Irish Auditing and Accounting Supervisory Authority

Statutory office overview
- Formed: 2003
- Jurisdiction: Government of Ireland
- Statutory office executives: Kevin Prendergast, Chief executive; Aisling Kennedy, Chairperson;
- Parent department: Department of Enterprise, Tourism and Employment
- Website: iaasa.ie

= Irish Auditing and Accounting Supervisory Authority =

The Irish Auditing and Accounting Supervisory Authority (IAASA) (Údarás Maoirseachta Iniúchta agus Cuntasaíochta na hÉireann) is the government body in charge of supervising and regulating accounting and auditing in the Republic of Ireland. It was created by statute as a state company in 2003.
==History==
The agency was established by the Companies (Auditing and Accounting) Act 2003. The act defined the authority's role as the supervision of prescribed accountancy bodies, the promotion of high professional standards in accountancy and auditing, the monitoring of certain companies for compliance with the act, the oversight of statutory auditing, and the provision of advice to the Minister for Enterprise, Trade and Employment. The authority is also empowered to recognise accountancy bodies in Ireland. Before the 2003 Act, independent accountancy bodies had no external oversight over the proceedings and membership.

The authority assumed direct responsibility for supervising the audits of public interest entities, including banks, insurers and publicly traded companies after the passing of the European Union (Statutory Audits) Regulations 2016. This responsibility includes issuing fines and reprimands. Since 2020, the authority has published the results of these audits.

The authority may apply to the High Court for declarations of non-compliance and remedial orders for companies that fail to comply with the 2003 Act.

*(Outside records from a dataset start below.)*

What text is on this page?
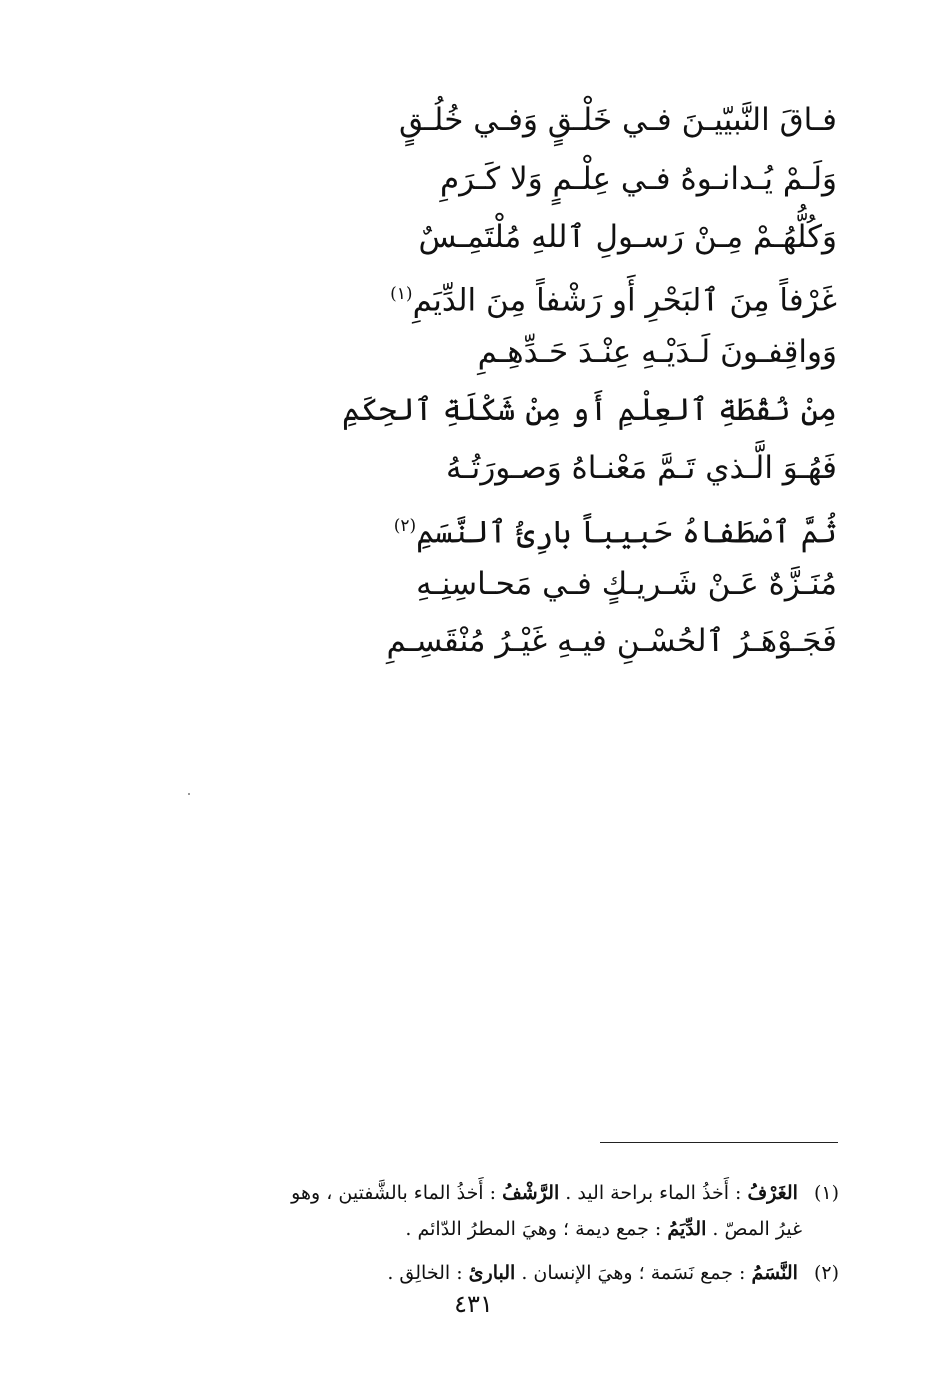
فـاقَ النَّبيّيـنَ فـي خَلْـقٍ وَفـي خُلُـقٍ
وَلَـمْ يُـدانـوهُ فـي عِلْـمٍ وَلا كَـرَمِ
وَكُلُّهُـمْ مِـنْ رَسـولِ ٱللهِ مُلْتَمِـسٌ
غَرْفاً مِنَ ٱلبَحْرِ أَو رَشْفاً مِنَ الدِّيَمِ$^{(١)}$
وَواقِفـونَ لَـدَيْـهِ عِنْـدَ حَـدِّهِـمِ
مِنْ نُقْطَةِ ٱلعِلْمِ أَو مِنْ شَكْلَةِ ٱلحِكَمِ
فَهُـوَ الَّـذي تَـمَّ مَعْنـاهُ وَصـورَتُـهُ
ثُمَّ ٱصْطَفاهُ حَبيباً بارِئُ ٱلنَّسَمِ$^{(٢)}$
مُنَـزَّهٌ عَـنْ شَـريـكٍ فـي مَحـاسِنِـهِ
فَجَـوْهَـرُ ٱلحُسْـنِ فيـهِ غَيْـرُ مُنْقَسِـمِ
(١) الغَرْفُ : أَخذُ الماء براحة اليد . الرَّشْفُ : أَخذُ الماء بالشَّفتين ، وهو
غيرُ المصّ . الدِّيَمُ : جمع ديمة ؛ وهيَ المطرُ الدّائم .
(٢) النَّسَمُ : جمع نَسَمة ؛ وهيَ الإنسان . البارئ : الخالِق .
٤٣١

The authority's membership includes prescribed accountancy bodies, the Director of Corporate Enforcement, the Revenue Commissioners, the Central Bank of Ireland, and the Irish Stock Exchange. The authority is governed by a board of no more than nine directors. The accountancy bodies, other designated bodies, and the Minister for Enterprise, Tourism and Employment may each nominate two directors to the board. At present, the chief executive is Kevin Prendergast and the chair of the board is Aisling Kennedy. It has an estimated budget of €5 million drawn from the Central Fund and fees paid by the accountancy bodies.